Most of the headwater bogs will become a white cedar swamp, a native ecological feature that has largely disappeared from the state. The project will also restore 4 miles of river bank, planting 17,000 white cedars to shade and cool the river, return curves and riffles to a natural channel, and add tree stumps to the stream to provide safe resting places for fish. A sandy rise at the river’s banks will attract Eastern box turtles, a listed rare species. Native eels, which spawn in the ocean, will return in greater numbers to the river.

In addition to trout, turtles, and eels, the restored habitat will profit rare and threatened species such as the bridle shiner (a small minnow), the barrens buckmoth, the adder’s-tongue fern, swamp oats, and the red-bellied cooter (a turtle).

Once the bog work is completed, contractor SumCo, which specializes in environmental restoration, will remove a dam and replace two culverts (one underneath Long Pond Road) with friendlier passages for fish and other creatures. Work will continue through the winter.

Removing the Sawmill Dam, located between the bogs and Russell Mill Pond, will make it easier for fish to cruise the river’s length while leaving one side of the dam intact for historical and aesthetic reasons. The big stone blocks used by the 19th-century industrial dam builders will remain on the site. A more natural flow will allow the river to hold onto sediments, nutrients, and contaminants, protecting its downstream waters, officials said.
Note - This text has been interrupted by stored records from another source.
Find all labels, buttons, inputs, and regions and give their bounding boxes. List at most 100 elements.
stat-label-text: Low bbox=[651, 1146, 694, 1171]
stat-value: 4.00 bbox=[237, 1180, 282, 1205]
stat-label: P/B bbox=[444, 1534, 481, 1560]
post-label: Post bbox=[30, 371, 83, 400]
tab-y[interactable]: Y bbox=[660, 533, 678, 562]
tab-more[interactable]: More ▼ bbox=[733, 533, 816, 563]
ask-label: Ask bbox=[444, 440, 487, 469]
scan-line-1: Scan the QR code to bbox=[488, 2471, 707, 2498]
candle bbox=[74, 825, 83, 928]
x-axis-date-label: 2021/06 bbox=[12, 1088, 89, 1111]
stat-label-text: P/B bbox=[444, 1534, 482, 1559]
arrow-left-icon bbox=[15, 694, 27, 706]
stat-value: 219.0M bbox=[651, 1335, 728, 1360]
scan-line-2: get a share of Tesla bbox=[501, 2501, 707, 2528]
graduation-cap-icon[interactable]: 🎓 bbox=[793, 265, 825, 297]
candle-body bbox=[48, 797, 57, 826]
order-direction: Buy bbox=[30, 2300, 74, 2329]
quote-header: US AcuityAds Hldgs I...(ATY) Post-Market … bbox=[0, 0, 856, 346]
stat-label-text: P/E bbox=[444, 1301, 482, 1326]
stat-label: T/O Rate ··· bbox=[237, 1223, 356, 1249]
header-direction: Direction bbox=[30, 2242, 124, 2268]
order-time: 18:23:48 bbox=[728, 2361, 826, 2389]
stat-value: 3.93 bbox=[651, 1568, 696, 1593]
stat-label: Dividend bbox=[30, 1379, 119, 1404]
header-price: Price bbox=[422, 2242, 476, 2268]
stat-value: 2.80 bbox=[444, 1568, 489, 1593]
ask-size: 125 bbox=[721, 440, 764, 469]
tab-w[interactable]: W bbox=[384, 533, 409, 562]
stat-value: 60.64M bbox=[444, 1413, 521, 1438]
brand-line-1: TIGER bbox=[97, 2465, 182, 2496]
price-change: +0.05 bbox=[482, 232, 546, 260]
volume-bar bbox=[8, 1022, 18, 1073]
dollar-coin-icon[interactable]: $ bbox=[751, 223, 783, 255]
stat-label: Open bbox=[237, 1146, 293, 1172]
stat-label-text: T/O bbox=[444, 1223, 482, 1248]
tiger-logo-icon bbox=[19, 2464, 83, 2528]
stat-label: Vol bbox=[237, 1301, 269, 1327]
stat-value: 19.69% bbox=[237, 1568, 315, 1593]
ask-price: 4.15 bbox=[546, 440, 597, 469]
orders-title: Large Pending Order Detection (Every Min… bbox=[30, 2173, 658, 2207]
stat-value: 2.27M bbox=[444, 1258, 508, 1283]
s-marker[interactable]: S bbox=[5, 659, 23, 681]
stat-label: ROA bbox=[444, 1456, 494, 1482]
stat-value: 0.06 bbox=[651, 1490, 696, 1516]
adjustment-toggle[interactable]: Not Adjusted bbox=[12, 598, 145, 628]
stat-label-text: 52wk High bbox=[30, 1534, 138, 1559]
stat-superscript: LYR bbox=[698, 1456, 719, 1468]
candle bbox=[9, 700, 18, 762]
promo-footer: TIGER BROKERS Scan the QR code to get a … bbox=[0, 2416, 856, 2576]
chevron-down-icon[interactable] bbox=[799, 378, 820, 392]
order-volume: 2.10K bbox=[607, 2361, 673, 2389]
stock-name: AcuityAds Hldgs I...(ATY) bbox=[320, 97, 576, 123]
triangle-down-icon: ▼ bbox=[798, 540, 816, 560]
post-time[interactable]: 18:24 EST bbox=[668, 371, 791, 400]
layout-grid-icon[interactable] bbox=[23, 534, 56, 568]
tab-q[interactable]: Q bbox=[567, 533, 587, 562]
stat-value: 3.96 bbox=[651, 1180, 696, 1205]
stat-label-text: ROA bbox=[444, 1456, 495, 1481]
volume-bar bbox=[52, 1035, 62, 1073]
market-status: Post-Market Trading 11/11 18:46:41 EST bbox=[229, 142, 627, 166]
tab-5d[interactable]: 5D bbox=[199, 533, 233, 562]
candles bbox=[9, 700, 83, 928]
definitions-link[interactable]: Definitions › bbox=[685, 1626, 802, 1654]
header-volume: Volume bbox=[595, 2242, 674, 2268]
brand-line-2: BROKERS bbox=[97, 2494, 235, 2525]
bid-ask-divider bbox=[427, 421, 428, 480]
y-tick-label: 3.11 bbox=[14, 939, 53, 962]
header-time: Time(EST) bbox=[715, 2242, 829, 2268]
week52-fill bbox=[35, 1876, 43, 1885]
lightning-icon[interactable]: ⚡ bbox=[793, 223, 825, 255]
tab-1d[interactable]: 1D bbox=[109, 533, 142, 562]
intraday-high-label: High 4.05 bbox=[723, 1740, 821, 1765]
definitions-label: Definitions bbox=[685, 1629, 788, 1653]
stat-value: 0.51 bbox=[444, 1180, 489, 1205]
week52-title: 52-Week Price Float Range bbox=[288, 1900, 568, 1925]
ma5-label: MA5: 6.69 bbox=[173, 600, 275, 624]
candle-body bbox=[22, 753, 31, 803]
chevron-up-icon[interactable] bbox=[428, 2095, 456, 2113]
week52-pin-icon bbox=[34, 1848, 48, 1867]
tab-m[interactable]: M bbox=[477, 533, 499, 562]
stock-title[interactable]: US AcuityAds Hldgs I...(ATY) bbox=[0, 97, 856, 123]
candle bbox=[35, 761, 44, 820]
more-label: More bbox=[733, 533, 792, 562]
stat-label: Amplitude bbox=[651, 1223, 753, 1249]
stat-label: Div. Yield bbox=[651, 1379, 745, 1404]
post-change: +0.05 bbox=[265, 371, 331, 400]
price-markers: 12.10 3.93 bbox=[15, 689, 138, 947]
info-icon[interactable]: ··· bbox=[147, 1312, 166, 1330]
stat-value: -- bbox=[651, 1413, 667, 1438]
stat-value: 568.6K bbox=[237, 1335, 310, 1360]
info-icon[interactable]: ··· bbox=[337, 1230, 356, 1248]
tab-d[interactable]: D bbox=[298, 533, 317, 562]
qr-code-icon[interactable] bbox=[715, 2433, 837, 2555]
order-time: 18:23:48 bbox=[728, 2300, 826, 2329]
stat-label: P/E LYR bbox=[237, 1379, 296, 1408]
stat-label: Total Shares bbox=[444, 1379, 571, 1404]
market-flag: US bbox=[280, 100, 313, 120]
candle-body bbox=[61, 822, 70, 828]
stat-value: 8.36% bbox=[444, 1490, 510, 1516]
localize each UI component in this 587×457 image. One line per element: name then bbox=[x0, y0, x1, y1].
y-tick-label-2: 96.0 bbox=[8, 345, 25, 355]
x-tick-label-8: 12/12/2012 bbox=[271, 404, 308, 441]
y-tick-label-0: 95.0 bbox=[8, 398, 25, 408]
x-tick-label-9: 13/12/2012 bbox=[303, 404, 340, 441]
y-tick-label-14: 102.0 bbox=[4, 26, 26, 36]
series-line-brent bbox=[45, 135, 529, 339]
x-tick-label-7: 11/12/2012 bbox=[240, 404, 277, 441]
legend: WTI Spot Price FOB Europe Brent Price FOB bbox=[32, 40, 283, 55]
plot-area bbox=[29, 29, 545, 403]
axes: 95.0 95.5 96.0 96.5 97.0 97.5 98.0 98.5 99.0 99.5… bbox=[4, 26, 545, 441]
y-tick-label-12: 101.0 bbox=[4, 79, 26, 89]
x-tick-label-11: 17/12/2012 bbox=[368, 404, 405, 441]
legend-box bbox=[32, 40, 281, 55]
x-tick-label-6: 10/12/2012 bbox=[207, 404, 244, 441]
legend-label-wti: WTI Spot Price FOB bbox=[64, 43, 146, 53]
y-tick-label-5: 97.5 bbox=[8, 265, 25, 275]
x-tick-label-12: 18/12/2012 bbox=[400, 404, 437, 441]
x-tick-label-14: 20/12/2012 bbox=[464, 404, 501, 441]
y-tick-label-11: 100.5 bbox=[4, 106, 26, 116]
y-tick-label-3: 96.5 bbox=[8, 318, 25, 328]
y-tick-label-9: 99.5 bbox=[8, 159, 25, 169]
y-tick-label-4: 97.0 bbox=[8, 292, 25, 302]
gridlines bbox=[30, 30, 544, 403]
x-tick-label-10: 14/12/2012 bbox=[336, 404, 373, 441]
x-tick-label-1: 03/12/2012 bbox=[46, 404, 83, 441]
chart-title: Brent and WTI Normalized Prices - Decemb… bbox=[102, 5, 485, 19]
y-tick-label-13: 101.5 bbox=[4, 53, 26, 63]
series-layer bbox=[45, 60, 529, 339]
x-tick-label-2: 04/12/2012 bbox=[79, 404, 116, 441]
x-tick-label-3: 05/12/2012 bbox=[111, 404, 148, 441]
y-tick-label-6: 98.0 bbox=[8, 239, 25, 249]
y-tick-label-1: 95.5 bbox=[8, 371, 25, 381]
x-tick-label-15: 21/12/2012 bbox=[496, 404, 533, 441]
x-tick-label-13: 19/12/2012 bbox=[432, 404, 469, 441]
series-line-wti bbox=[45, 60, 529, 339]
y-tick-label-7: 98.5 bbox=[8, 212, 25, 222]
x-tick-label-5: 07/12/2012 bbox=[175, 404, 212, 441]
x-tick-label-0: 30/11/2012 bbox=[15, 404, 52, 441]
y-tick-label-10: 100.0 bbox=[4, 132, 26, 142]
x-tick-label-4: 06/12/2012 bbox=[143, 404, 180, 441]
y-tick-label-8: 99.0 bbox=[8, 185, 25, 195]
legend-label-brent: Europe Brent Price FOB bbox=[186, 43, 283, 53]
After the heavy work is done, new wetland plants will be put in, probably in May. A footbridge over the dam and a path along the river and restored wetlands will give people a place to walk and watch the results.

“We’re grateful for the investment,’’ said Rob Johnson, program director for the Southeast Massachusetts office of The Nature Conservancy, a nonprofit organization that has advocated for habit preservation in the Plymouth area.

The $1.9 million restoration project is a shot in the arm for the local economy, too, an “eco-stimulus’’ project producing green jobs in engineering and construction for its six-month duration, Purinton said. State officials said the project will be able to tap into federal programs to provide $1 million for the work.

While the project’s partners cited water quality benefits, in part from taking commercial cranberry bogs out of production, Johnson said there is more work to be done in the area. Water quality throughout the watershed is affected not only by chemicals used by commercial agriculture, but also by storm-water runoff, septic systems, and lawn treatment chemicals, he said.

In an effort to clean up storm runoff, communities are now required to file annual reports on improvements to federal regulators. Environmental regulators are relying largely on public education to reduce reliance on chemical fertilizers and pesticides by both commercial and residential property owners.

State environmental regulators and the Eel River Watershed Association disagree over the role played by individual septic systems and the town sewer plant in adding excess nitrogen to the river. While the state blames at least part of the problem on old septic systems, the local environmental group places the onus on the town sewer plant, located downstream from the headwaters restoration project.